Шелконогов безнадёжно отмахнулся и пошагал к правым воротам депо, откуда только что вышел водитель “уазика”. Гаркнул:

– Андрюх, что по накладным?!

Водила глянул в бумажки, которые держал в руке:

– Стандарт универсал, три штуки, атлас полугофре и ещё один шёлк гофре!

– Ясно! – Шелконогов кивнул. – На связи! – и скрылся за дверью.

Чернаков проводил его взглядом:

– Вот в той половине у меня офис, магазин и конференц-зал, где мы нашей компанией ответственно бухаем по праздникам. А тут, – указал на левые ворота, – производственный блок.

Чернаков в две быстрых затяжки добил сигарету:

– Пойдём по-быстрому цеха покажу. А то я уже и подмерзать стал.

*****

За стальной калиткой оказался небольшой тамбур с ровным бетонным полом. Из кирпичной стены торчал умывальник с крючконосым латунным краном. В углу стояли метла и лопата для уборки снега. Нещадно пахло табаком – место, видимо, использовалось рабочими как курилка.

Чернаков, подтверждая мою догадку, запульнул окурок в помойное ведёрко под раковиной.

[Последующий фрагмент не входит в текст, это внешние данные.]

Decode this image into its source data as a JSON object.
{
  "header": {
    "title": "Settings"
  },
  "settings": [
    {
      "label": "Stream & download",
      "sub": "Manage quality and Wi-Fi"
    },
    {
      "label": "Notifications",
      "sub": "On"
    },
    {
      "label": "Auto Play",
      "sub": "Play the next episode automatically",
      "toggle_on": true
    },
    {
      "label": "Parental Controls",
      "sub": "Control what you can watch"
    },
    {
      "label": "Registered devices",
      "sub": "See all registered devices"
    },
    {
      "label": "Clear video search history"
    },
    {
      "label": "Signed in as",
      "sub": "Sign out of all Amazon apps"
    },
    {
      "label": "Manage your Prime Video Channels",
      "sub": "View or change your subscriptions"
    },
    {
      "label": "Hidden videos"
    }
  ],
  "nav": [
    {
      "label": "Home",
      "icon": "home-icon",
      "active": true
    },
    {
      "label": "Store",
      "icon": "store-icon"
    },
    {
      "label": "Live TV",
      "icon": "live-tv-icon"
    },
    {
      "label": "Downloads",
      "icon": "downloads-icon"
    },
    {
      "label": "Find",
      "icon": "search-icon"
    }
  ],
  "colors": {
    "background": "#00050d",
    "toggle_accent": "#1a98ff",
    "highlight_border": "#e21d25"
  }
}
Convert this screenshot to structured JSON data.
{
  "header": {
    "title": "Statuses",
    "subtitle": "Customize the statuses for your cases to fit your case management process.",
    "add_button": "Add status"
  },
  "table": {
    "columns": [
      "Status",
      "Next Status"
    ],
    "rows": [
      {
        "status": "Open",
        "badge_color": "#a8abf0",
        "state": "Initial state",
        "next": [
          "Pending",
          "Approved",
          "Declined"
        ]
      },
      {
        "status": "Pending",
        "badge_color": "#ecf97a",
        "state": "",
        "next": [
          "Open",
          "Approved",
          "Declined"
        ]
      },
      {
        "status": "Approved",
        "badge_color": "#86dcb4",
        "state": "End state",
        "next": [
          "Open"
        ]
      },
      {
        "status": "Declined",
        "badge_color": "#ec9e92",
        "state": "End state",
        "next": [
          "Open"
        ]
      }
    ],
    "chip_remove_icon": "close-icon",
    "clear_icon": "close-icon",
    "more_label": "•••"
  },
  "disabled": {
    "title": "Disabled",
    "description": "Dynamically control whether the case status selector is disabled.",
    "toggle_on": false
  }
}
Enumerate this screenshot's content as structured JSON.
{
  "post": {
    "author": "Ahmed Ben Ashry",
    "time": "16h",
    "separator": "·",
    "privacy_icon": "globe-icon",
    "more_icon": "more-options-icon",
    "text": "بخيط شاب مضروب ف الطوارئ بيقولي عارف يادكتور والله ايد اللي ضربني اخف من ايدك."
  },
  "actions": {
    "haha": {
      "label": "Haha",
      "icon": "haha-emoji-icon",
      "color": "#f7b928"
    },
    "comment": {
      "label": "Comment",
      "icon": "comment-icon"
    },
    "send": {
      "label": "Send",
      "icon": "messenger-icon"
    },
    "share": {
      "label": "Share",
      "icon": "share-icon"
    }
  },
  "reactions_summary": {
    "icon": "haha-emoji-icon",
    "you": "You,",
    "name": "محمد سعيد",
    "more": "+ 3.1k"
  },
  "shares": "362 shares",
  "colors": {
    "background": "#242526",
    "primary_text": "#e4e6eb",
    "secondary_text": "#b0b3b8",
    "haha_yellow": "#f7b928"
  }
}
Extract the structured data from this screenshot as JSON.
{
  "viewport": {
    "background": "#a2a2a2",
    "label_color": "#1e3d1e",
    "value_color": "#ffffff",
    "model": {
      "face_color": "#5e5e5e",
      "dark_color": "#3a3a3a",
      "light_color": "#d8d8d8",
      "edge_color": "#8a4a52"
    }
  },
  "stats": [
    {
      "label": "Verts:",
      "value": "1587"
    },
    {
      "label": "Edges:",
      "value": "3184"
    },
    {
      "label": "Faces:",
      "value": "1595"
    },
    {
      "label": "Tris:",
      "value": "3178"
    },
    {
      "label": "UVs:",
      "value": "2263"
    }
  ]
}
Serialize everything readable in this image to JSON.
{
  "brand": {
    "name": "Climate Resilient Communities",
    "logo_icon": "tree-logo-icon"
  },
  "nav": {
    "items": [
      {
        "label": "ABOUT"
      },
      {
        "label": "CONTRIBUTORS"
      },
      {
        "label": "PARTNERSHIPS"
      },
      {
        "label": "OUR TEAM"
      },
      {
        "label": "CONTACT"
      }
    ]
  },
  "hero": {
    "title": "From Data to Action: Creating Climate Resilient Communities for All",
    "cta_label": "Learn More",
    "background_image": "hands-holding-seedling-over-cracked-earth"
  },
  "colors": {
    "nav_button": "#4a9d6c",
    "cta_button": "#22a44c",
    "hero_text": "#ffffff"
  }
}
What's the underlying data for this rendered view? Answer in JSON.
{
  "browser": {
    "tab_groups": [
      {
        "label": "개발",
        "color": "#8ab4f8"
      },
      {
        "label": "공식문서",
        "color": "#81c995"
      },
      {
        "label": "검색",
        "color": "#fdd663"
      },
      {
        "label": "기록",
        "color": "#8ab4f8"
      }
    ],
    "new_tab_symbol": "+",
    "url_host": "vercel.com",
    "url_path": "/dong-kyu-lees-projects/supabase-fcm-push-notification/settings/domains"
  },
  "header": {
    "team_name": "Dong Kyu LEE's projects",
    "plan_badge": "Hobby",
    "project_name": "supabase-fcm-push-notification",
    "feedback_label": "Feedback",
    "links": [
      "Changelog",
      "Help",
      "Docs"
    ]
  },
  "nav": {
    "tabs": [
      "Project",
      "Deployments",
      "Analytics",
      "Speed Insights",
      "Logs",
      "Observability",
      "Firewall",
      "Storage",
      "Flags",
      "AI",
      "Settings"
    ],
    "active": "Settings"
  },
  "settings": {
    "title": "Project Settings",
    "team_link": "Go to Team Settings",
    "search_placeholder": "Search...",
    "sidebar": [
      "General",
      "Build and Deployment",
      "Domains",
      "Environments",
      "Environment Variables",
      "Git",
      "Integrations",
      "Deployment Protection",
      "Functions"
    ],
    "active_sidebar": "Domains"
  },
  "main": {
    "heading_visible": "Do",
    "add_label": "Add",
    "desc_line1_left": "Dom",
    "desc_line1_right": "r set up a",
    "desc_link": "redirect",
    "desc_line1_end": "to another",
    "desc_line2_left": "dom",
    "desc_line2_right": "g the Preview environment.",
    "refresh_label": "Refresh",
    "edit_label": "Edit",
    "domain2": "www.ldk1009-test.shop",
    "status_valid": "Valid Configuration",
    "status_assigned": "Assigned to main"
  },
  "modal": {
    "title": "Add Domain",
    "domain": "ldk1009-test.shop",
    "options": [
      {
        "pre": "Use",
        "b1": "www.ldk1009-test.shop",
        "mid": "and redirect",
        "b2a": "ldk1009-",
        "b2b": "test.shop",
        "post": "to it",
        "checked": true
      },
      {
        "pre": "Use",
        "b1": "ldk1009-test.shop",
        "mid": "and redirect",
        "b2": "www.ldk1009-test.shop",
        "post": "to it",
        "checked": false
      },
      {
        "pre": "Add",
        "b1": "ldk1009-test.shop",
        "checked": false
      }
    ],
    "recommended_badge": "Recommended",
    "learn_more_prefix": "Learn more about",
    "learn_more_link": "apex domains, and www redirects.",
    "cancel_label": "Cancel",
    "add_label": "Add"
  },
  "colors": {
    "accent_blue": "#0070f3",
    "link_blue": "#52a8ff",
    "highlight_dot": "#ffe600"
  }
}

– Мы ж, Володька, в бизнес романтиками пришли, ёпта, идеалистами! Реально хотели поднять похоронное дело, чтоб не хуже, чем в Европе…

Он придержал тугую дверь, я прошёл в тёплый, хорошо освещённый коридор, следующий за тамбуром.

– Каталоги выписывали, заказывали из-за рубежа лучшие образцы продукции. У меня в девяностые в первом магазе чего только не было. У Димона спроси! На стенде канадский “Олдман” стоял за десять косарей! Зелёных, разумеется! Тёмная вишня, с двумя крышками! Резьба, инкрустация – шедевр, одним словом!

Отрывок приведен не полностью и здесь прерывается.